Bartavelle–An Exercise on the Little Things


One of the few places worth hunting (and paying) for parking in Berkeley is Bartavelle, the café/wine bar nestled between Kermit Lynch Wine Merchants and Acme bread.

(They’ve got a whopping five parking spaces reserved for guests, take your chance if you dare.)

I couldn’t resist a spot at one of their sunny, barrel-esque tables when I strolled past this week, so I plopped down with a book and ordered some rosé. Service was simple–order at a tiny marble counter, choose your own seat.

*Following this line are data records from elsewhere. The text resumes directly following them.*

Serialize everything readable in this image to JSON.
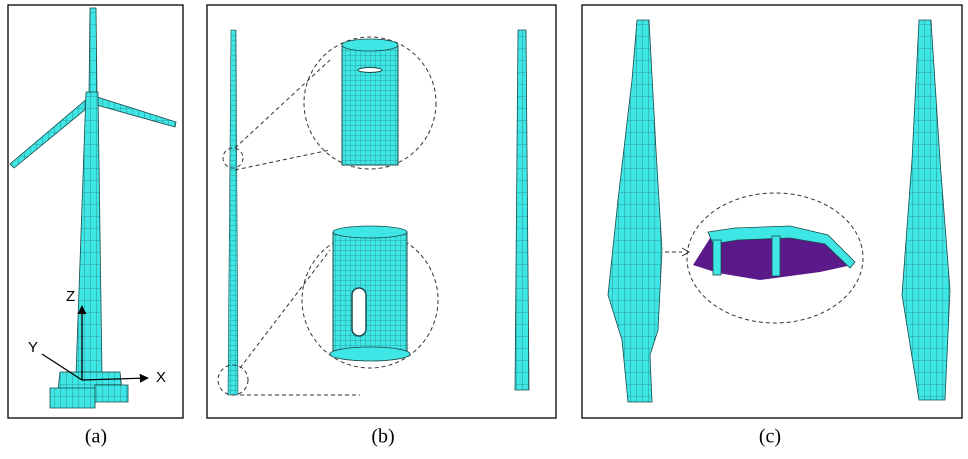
{
  "panels": [
    {
      "label": "(a)",
      "axes": [
        "Z",
        "Y",
        "X"
      ]
    },
    {
      "label": "(b)"
    },
    {
      "label": "(c)"
    }
  ]
}
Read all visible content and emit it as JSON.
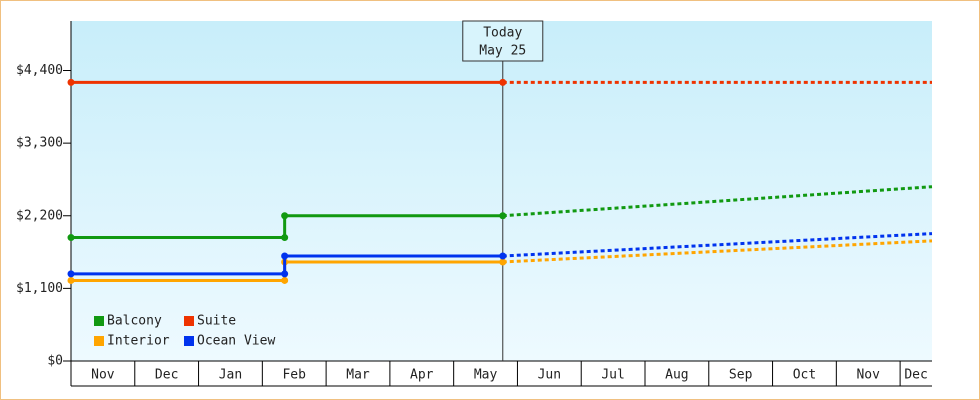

I’m still on a rosé kick, so I went with a simple pink gem from Southern France, the Mas Champart Saint-Chinian 2013 Rosé. It was the perfect color for a fall day–a cross between peach skin and bright smoked salmon. The nose was overwhelmingly floral, with happy orange-y notes.

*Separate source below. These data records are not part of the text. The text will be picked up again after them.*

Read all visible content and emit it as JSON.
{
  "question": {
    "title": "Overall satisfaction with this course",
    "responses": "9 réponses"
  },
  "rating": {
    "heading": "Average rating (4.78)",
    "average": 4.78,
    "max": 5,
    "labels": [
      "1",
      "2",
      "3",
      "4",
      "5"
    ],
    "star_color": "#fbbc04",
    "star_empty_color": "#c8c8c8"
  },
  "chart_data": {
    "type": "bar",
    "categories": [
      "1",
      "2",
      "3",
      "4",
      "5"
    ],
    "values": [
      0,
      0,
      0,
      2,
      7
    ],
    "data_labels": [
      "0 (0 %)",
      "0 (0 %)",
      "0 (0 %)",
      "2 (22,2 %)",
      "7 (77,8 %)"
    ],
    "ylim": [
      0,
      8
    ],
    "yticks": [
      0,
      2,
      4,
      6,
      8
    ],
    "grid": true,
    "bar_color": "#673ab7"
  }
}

Sipping this juice in the sun was downright glorious. So glorious that my glass was almost empty by the time I decided to uses words to describe this pink sweetheart. In the end, underripe strawberry flavors kept coming up, with hints of orange, and just the idea of bubbles. So, so refreshing.

The plate in front of me was almost equally glorious. Just bread, bla and bla.

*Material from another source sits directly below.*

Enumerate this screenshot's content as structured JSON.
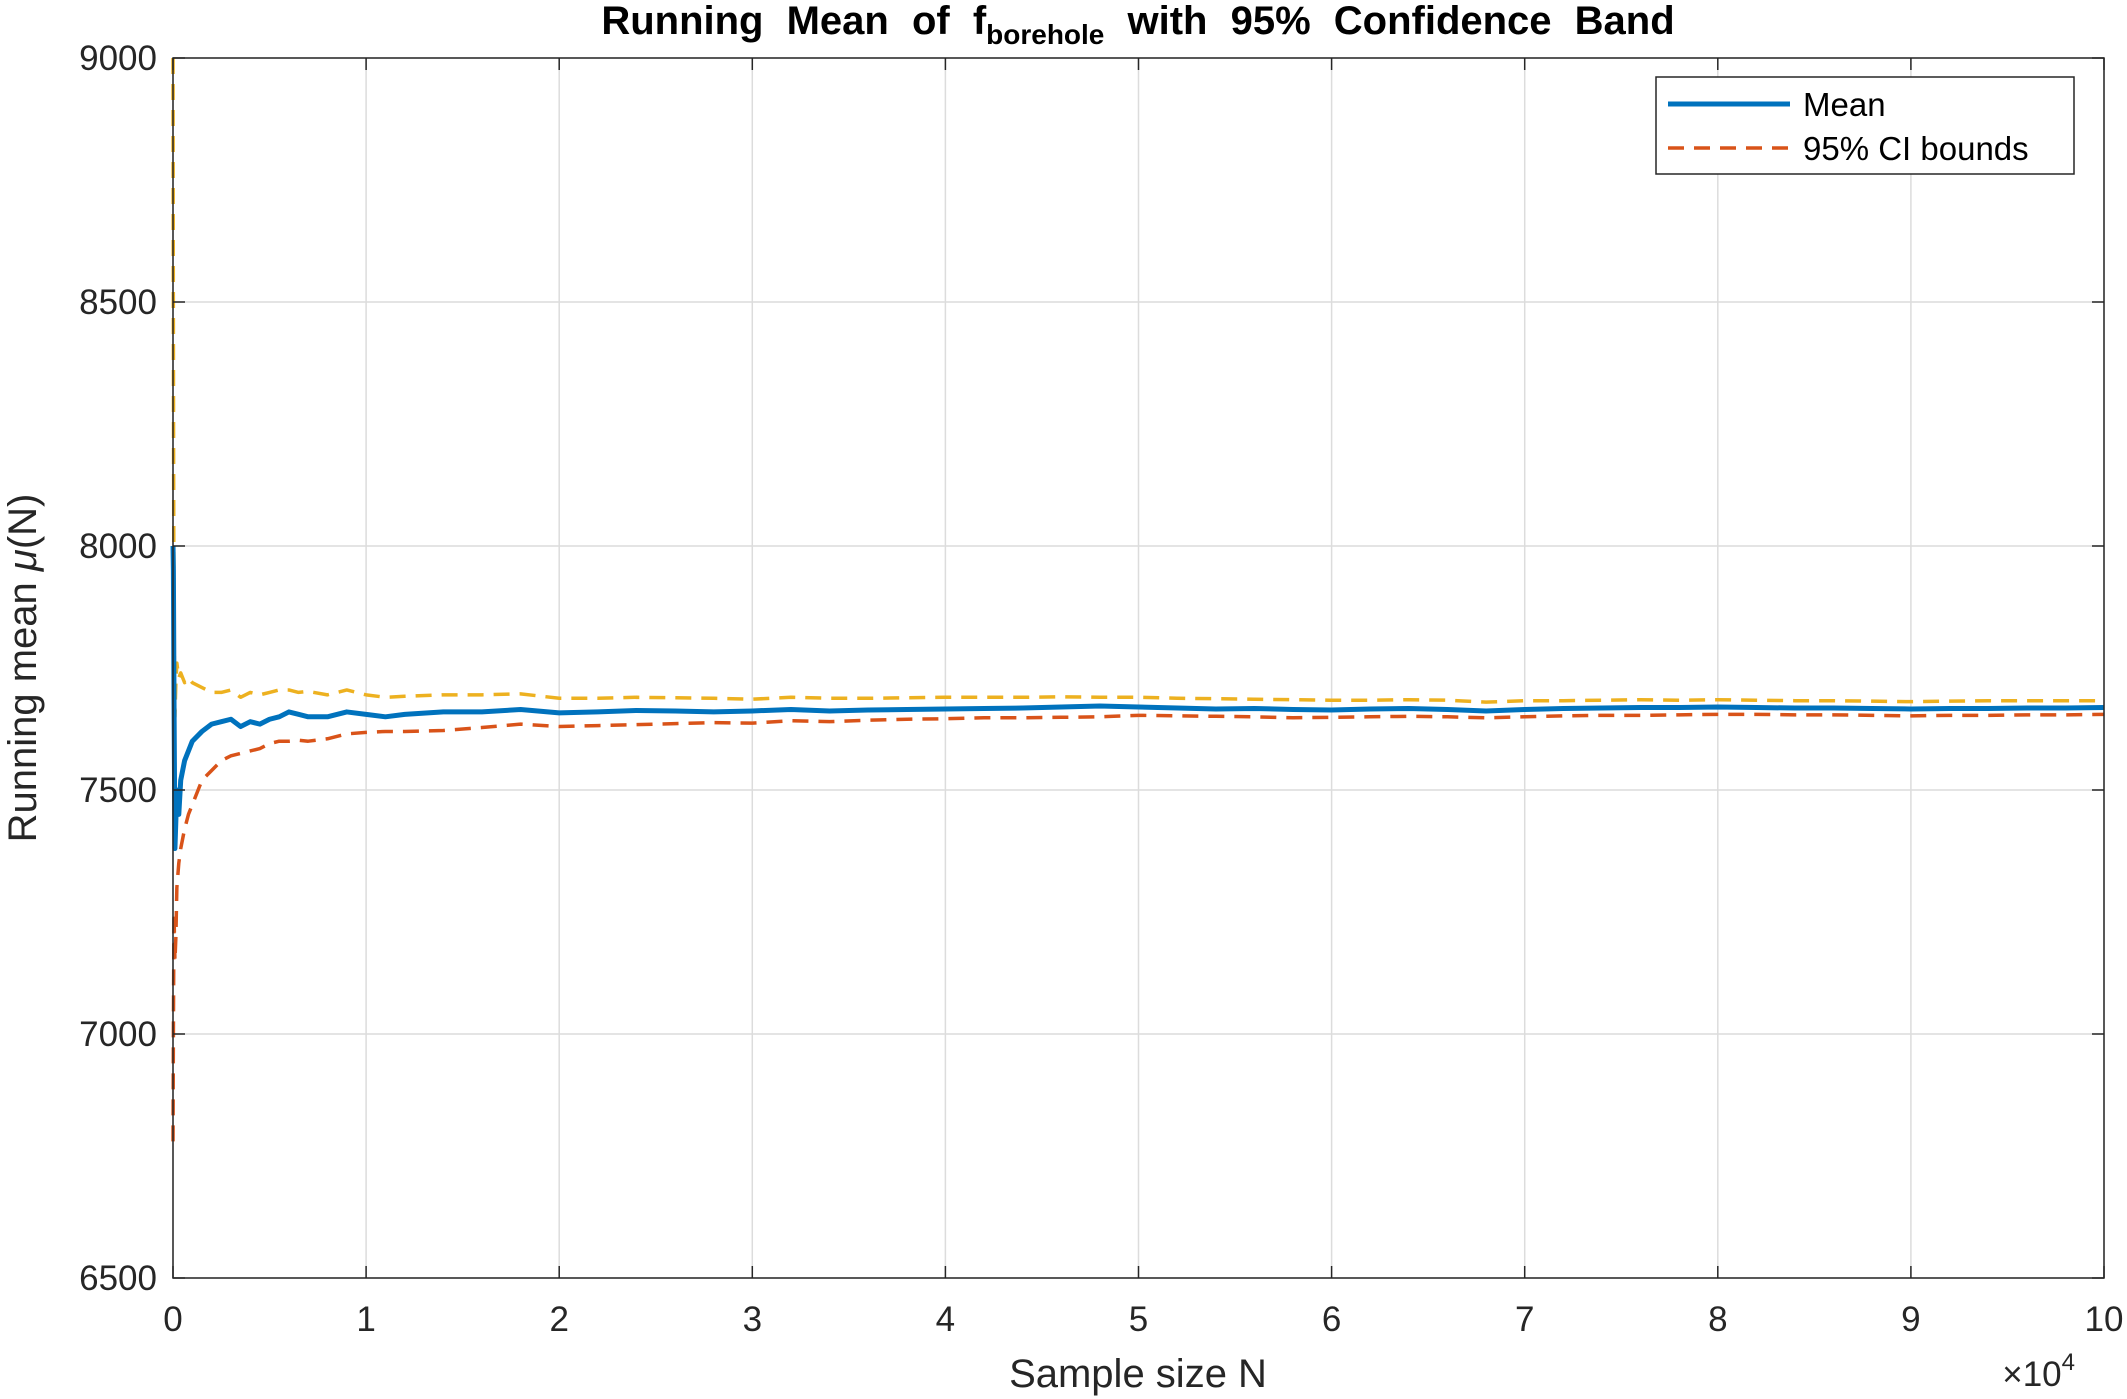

Around me, a father-son bonding talk was happening; a woman in a power suit and puffy vest rapidly emailed on her phone; and a group of Asians chatted happily in French.

On the other side of my table, a line consistently formed and shrank outside the door of Acme bread.

Watching was the only thing to do.

Bar Tavelle Uncorked:

Laura Loves: Pairing frivolous, yet acclaimed, novels with wine like Françoise Sagan’s Bonjour Tristesse.

The simplicity of their menu–what doesn’t sound good about toast with ricotta, honey, and figs?

The seeded rolls at Acme bread.

Adventures on the Wine Route by Kermit Lynch for an early importer’s version of France.